Automate continuous copying from s3 to mongodb

I have seen articles for the opposite but this is something I have struggled to find.
I have data in S3. I can query it on atlas using a federated database.

Here was my plan:

  • Use federated database to query the data
  • Use this federated database to copy all the s3 data to a separate collection.
  • I wanted to use a trigger to automate this process. But can’t use database trigger for federated database and scheduled trigger would copy everything again.

I wanted to ask if there is some bookmark sort of feature where we can know where to copy from and to. My time stamp variable is not distinct enough to use it.

Any help on this will be much appreciated. I am really stuck.
Thank you in Advance!

Hey @Anirudh_S ,

As you noticed, you can definitely write data from S3 to Atlas on a recurring basis using Data Federation.

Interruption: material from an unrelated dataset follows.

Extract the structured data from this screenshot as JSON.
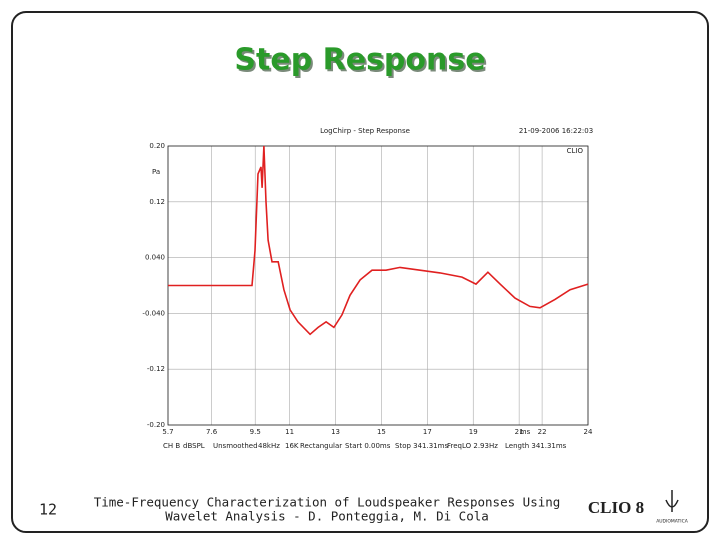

I think there are probably a few different ways that you could approach this, but I think it depends on how the data is structured in yourself bucket. Some things that come to mind might be a timestamp or tag on the object itself, or maybe having the file deleted or moved after it has been imported with some other function.

I think it might be easiest to brainstorm on a call though, would you like to put some time on my calendar here: Calendly - Benjamin Flast

Best,
Ben

@Benjamin_Flast I kind of faced a similar problem where we tons of s3 docs in json formats and trying to write to the mongodb. Any solutions or best practices suggested would be great.